Optimizing DataFrame iteration when generating large hierarchical text files

Question

I have a custom object which stores dataframes in memory given a certain hierarchy, and I want to store this data in a file while maintaining the hierarchy. This hierarchy involved parents, children, and grandchildren and so on. Here is a small example:

df1 = {‘A’: [1,2,3,4], ‘B’: [5,6,7,8]}
df2 = {‘C’: [4,3,2,1], ‘D’: [8,7,6,5]}
df3 = {‘E’: [2,3,4,5], ‘F’: [6,7,8,9]}

Final output (pipes are important):
|1|5|     # ←--- From df1
|4|8|     # ←--- From df2
|3|7|
|2|6|
|1|5|
|2|6|     # ←--- Back to df1
…         # ←--- df3 starts here

Here is a minimal working example of what I want to achieve; however, it is not a scalable solution to a file with over one million lines of text (hardly scales to thousands).

import pandas as pd
import numpy as np
from time import time

# DATA STRUCTURE
class Block:
    def __init__(self, name: str, data: dict[str, pd.DataFrame]):
        self.name = name
        self.registries = data

    def __getitem__(self, registry: str) -> pd.DataFrame:
        """ Allow for dictionary stryle access. """
        return self.registries[registry]

class Sped:
    def __init__(self):
        self.blocks: dict[str, Block] = {}

    def __getitem__(self, name: str) -> Block:
        return self.blocks[name]

    def add_block(self, block: Block) -> None:
        self.blocks[block.name] = block

# GENERATE FAKE DATA
n_rows = 1000
n_cols = 5

random_data = np.random.randint(0, 100, size=(n_rows, n_cols))

column_names = ['Column_1', 'Column_2', 'Column_3', 'Column_4', 'Column_5']

grandchild = pd.DataFrame(random_data, columns=column_names)

random_data = np.random.randint(0, 100, size=(2, n_cols))
child = pd.DataFrame(random_data, columns=column_names)

random_data = np.random.randint(0, 100, size=(1, n_cols))
parent = pd.DataFrame(random_data, columns=column_names)

parent = parent.astype(str)
child = child.astype(str)
grandchild = grandchild.astype(str)

parent["id"] = 1
child["id"] = [1,2]
child["parent_id"] = 1

grandchild["id"] = range(n_rows)
grandchild["parent_id"] = 1

parent = parent[["id", 'Column_1', 'Column_2', 'Column_3', 'Column_4', 'Column_5']]
child = child[["id", "parent_id", 'Column_1', 'Column_2', 'Column_3', 'Column_4', 'Column_5']]
grandchild = grandchild[["id", "parent_id", 'Column_1', 'Column_2', 'Column_3', 'Column_4', 'Column_5']]

parent_dict = {"Parent": parent}
child_dict = {"Child": child}
grandchild_dict = {"Grandchild": grandchild}

parent_block = Block("Parent", parent_dict)
child_block = Block("Child", child_dict)
grandchild_block = Block("Grandchild", grandchild_dict)

sped = Sped()
sped.add_block(parent_block)
sped.add_block(child_block)
sped.add_block(grandchild_block)

# FUNCTION TO BE OPTIMIZED
def _save_row(block, registry, row_index, column_id, parent_id):
    # Work on a copy to not destroy the original data in memory.
    temp_table = sped[block][registry].copy()
    # Cast id column from int to object to replace it with a string.
    temp_table = temp_table.astype("object")
    # Set the column id as the text version of the sped.
    temp_table.loc[row_index, column_id] = f"|{registry}"
    # Remove parent ID as they don't exist in speds.
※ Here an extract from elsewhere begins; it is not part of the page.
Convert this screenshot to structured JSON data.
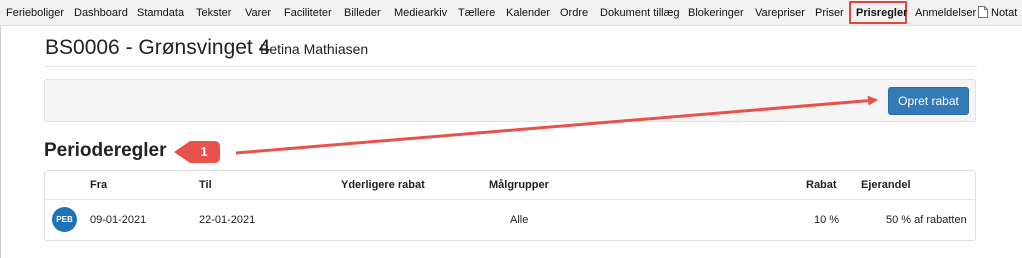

Some registries don't have parents so they pass None (idealy).
    if parent_id:
        temp_table.drop(parent_id, axis=1, inplace=True)
    # Create one string from the data in sped format.
    return "|".join(temp_table.values[row_index]) + "|\n"

# USAGE OF FUNCTION (WHICH CAN ALSO BE OPTIMIZED)
start = time()

sped_lines = []
sped_lines.append(_save_row("Parent", "Parent", 0, "id", None))
sped_lines.append(_save_row("Child", "Child", 0, "id", "parent_id"))
for i in range(len(sped["Grandchild"]["Grandchild"])):
    sped_lines.append(_save_row("Grandchild", "Grandchild", i, "id", "parent_id"))
sped_lines.append(_save_row("Child", "Child", 1, "id", "parent_id"))
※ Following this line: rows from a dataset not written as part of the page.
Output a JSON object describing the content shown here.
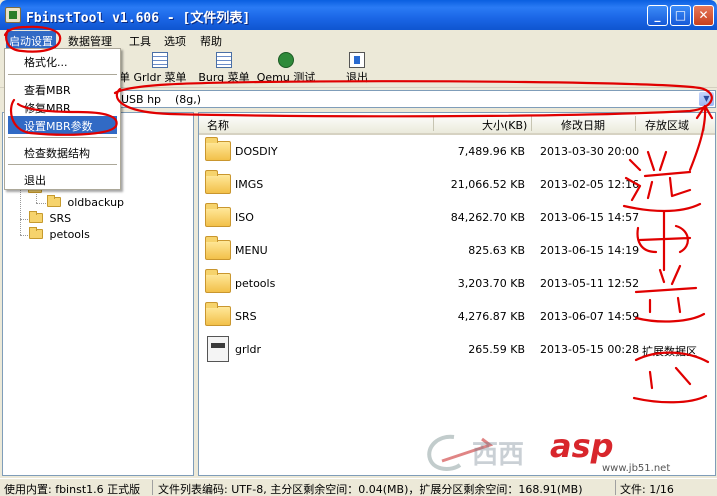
{
  "window": {
    "title": "FbinstTool v1.606 - [文件列表]"
  },
  "menubar": {
    "items": [
      "启动设置",
      "数据管理",
      "工具",
      "选项",
      "帮助"
    ]
  },
  "dropdown": {
    "items": [
      "格式化...",
      "查看MBR",
      "修复MBR",
      "设置MBR参数",
      "检查数据结构",
      "退出"
    ],
    "selected": "设置MBR参数"
  },
  "toolbar": {
    "buttons": [
      "菜单",
      "Grldr 菜单",
      "Burg 菜单",
      "Qemu 测试",
      "退出"
    ]
  },
  "drive": {
    "value": "USB hp    (8g,)"
  },
  "tree": {
    "nodes": [
      "oldbackup",
      "SRS",
      "petools"
    ]
  },
  "list": {
    "columns": [
      "名称",
      "大小(KB)",
      "修改日期",
      "存放区域"
    ],
    "rows": [
      {
        "type": "folder",
        "name": "DOSDIY",
        "size": "7,489.96 KB",
        "date": "2013-03-30 20:00",
        "area": ""
      },
      {
        "type": "folder",
        "name": "IMGS",
        "size": "21,066.52 KB",
        "date": "2013-02-05 12:16",
        "area": ""
      },
      {
        "type": "folder",
        "name": "ISO",
        "size": "84,262.70 KB",
        "date": "2013-06-15 14:57",
        "area": ""
      },
      {
        "type": "folder",
        "name": "MENU",
        "size": "825.63 KB",
        "date": "2013-06-15 14:19",
        "area": ""
      },
      {
        "type": "folder",
        "name": "petools",
        "size": "3,203.70 KB",
        "date": "2013-05-11 12:52",
        "area": ""
      },
      {
        "type": "folder",
        "name": "SRS",
        "size": "4,276.87 KB",
        "date": "2013-06-07 14:59",
        "area": ""
      },
      {
        "type": "file",
        "name": "grldr",
        "size": "265.59 KB",
        "date": "2013-05-15 00:28",
        "area": "扩展数据区"
      }
    ]
  },
  "status": {
    "core": "使用内置: fbinst1.6 正式版",
    "info": "文件列表编码: UTF-8, 主分区剩余空间：0.04(MB)，扩展分区剩余空间：168.91(MB)",
    "count": "文件: 1/16"
  },
  "annotation": {
    "handwritten": "选中U盘",
    "color": "#E00000"
  },
  "watermark": {
    "brand": "asp",
    "site": "www.jb51.net"
  }
}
with open("temp.txt", 'w', encoding="utf-8") as fp:
    fp.writelines(sped_lines)
print(f"Time take to write sped (in seconds): {time() - start}")

How can I optimize this solution to run faster?

toolic · Accepted Answer · 2025-11-06 13:27:12Z

Here are some minor coding style suggestions.

Simpler

When I run the code, I see output like:

Time take to write sped (in seconds): 0.9321348667144775

You could show fewer digits of precision to make the output simpler. Change:

print(f"Time take to write sped (in seconds): {time() - start}")

to:

print(f"Time take to write sped (in seconds): {time() - start:.2f}")

New output:

Time take to write sped (in seconds): 0.92

Documentation

The PEP 8 style guide recommends adding docstrings for classes.

class Sped:

It would be helpful to elaborate on what "Sped" means in your docstring because it is not clear from the context. If it is an acronym, it should be spelled out in the docstring. The word "sped" in English is past tense of the verb "to speed". If that is what is meant here, then it should be clarified.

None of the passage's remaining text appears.